Saturday, July 6, 2013

What could be...

Life zipped and zoomed with its usual pace right up until the morning of our departure, with only brief moments for processing what we were getting ourselves into. I wrote about our experience with fostering several months back and alluded to the possibility of a future meeting with the new adoptive family. Well, it happened, about four weeks ago. We met Makham, now Joel, and his adoptive parents in their hotel room on a misty Friday evening in Niagara Falls.

Nerves had been building for both families all day. For Daniel and I, the car ride up had been one of our first chances to give any extended heart time to the reality of what we were headed into.

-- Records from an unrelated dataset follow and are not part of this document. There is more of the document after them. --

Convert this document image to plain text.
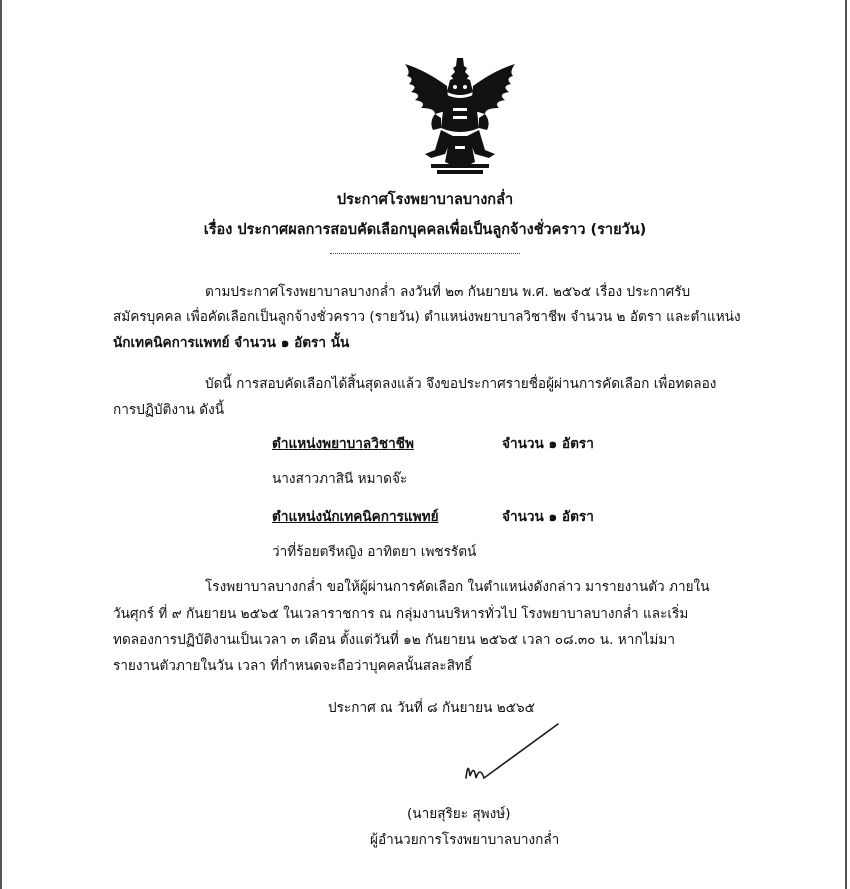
ประกาศโรงพยาบาลบางกล่ำ
เรื่อง ประกาศผลการสอบคัดเลือกบุคคลเพื่อเป็นลูกจ้างชั่วคราว (รายวัน)
ตามประกาศโรงพยาบาลบางกล่ำ ลงวันที่ ๒๓ กันยายน พ.ศ. ๒๕๖๕ เรื่อง ประกาศรับ
สมัครบุคคล เพื่อคัดเลือกเป็นลูกจ้างชั่วคราว (รายวัน) ตำแหน่งพยาบาลวิชาชีพ จำนวน ๒ อัตรา และตำแหน่ง
นักเทคนิคการแพทย์ จำนวน ๑ อัตรา นั้น
บัดนี้ การสอบคัดเลือกได้สิ้นสุดลงแล้ว จึงขอประกาศรายชื่อผู้ผ่านการคัดเลือก เพื่อทดลอง
การปฏิบัติงาน ดังนี้
ตำแหน่งพยาบาลวิชาชีพ	จำนวน ๑ อัตรา
นางสาวภาสินี หมาดจ๊ะ
ตำแหน่งนักเทคนิคการแพทย์	จำนวน ๑ อัตรา
ว่าที่ร้อยตรีหญิง อาทิตยา เพชรรัตน์
โรงพยาบาลบางกล่ำ ขอให้ผู้ผ่านการคัดเลือก ในตำแหน่งดังกล่าว มารายงานตัว ภายใน
วันศุกร์ ที่ ๙ กันยายน ๒๕๖๕ ในเวลาราชการ ณ กลุ่มงานบริหารทั่วไป โรงพยาบาลบางกล่ำ และเริ่ม
ทดลองการปฏิบัติงานเป็นเวลา ๓ เดือน ตั้งแต่วันที่ ๑๒ กันยายน ๒๕๖๕ เวลา ๐๘.๓๐ น. หากไม่มา
รายงานตัวภายในวัน เวลา ที่กำหนดจะถือว่าบุคคลนั้นสละสิทธิ์
ประกาศ ณ วันที่ ๘ กันยายน ๒๕๖๕
(นายสุริยะ สุพงษ์)
ผู้อำนวยการโรงพยาบาลบางกล่ำ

There had been extreme sensitivity and kindness from Joel’s parents throughout the planning process and all held the meeting with open hands, no expectations. Daniel and I had briefly wrestled with whether or not we should make the trip, but it seemed too intertwined with the reality of our lives, happy or sad, to deny the opportunity.

The first moments of seeing Joel in person were that disillusioned, surreal feeling I experienced when we first got final news that he was being taken away from us over four years ago. Almost an out-of-body experience where the senses are too overloaded to actually feel any one emotion.  Then as quickly as that tidal wave of emotions came, it rushed back out to my sea of memories and the demands of the moment brought me back to a very neutral state emotionally. I’ve more or less stayed in that state of neutrality ever since.

We played. Went for walks. Ate together. Marveled at the rushing waters of the Falls. Walked some more, then say painless goodbyes. The trip itself was only about 24 hours.

The month that has passed since our visit has been one of active reflection for me. Why didn’t I feel more? Was it just too crazy with the kids and the context to really reconnect? Why didn’t it bring more closure? Why didn’t it rip open old wounds? For some reason, it just was. A day. A fact: We lost Makham four years ago. We met Joel four weeks ago

Our children connected with Joel instantaneously and talked about him the whole ride home and for weeks to come. Kyler included him in his nightly list of all the family names soon after the trip. He still asks for Joel regularly and we have every intention of meeting up again someday.

The inevitable twinges of, “What if he were still a part of our family?” asked for a voice, but my heart had no space to give them one. They seemed futile, unreasonable, unanswerable. What if, what if, what if? But I’m tired of all the questions without answers, all the asking in circles, all the waiting with no response.

I’m still not sure if our Niagara Falls trip had any direct impact on my heart. In some ways I felt like an abused girlfriend, used to the punches, taking another one in stride. Worn, weary, numb to the pain. In other ways, I felt the serenity of time wearing down the rough edges of our shattered hearts (a wearing that I’ve always resisted). And still in other ways, I felt hope. A word that hasn’t been a part of my vocabulary for years. A word that epitomizes so much of what we lost three years back.

And in the weeks since our visit, whether of any relation or not, I’ve felt a continued “dibble, dibble, dopp” of hope washing over my soul. No grand revelation. Nothing that I would yet even dare call God. But it’s something new and fresh and has me thirsty for life and eager to find my heart because of the hope of what could be.  

And that thought, “What could be?” is what’s fueling my soul right now. It has me reading more books and articles and posts than I’ve read in the past two years combined. It has me holding onto truths like this one from Elie Weisel, No heart is as whole as a broken heart and I would say no faith is as solid as a wounded faith.” It has me listening and engaging and listening again. It has me mustering courage and digging deeper.  It has me hoping.



“And why do you pray, Moishe?” I asked him. “I pray to the God within me for the strength to ask Him the real questions.”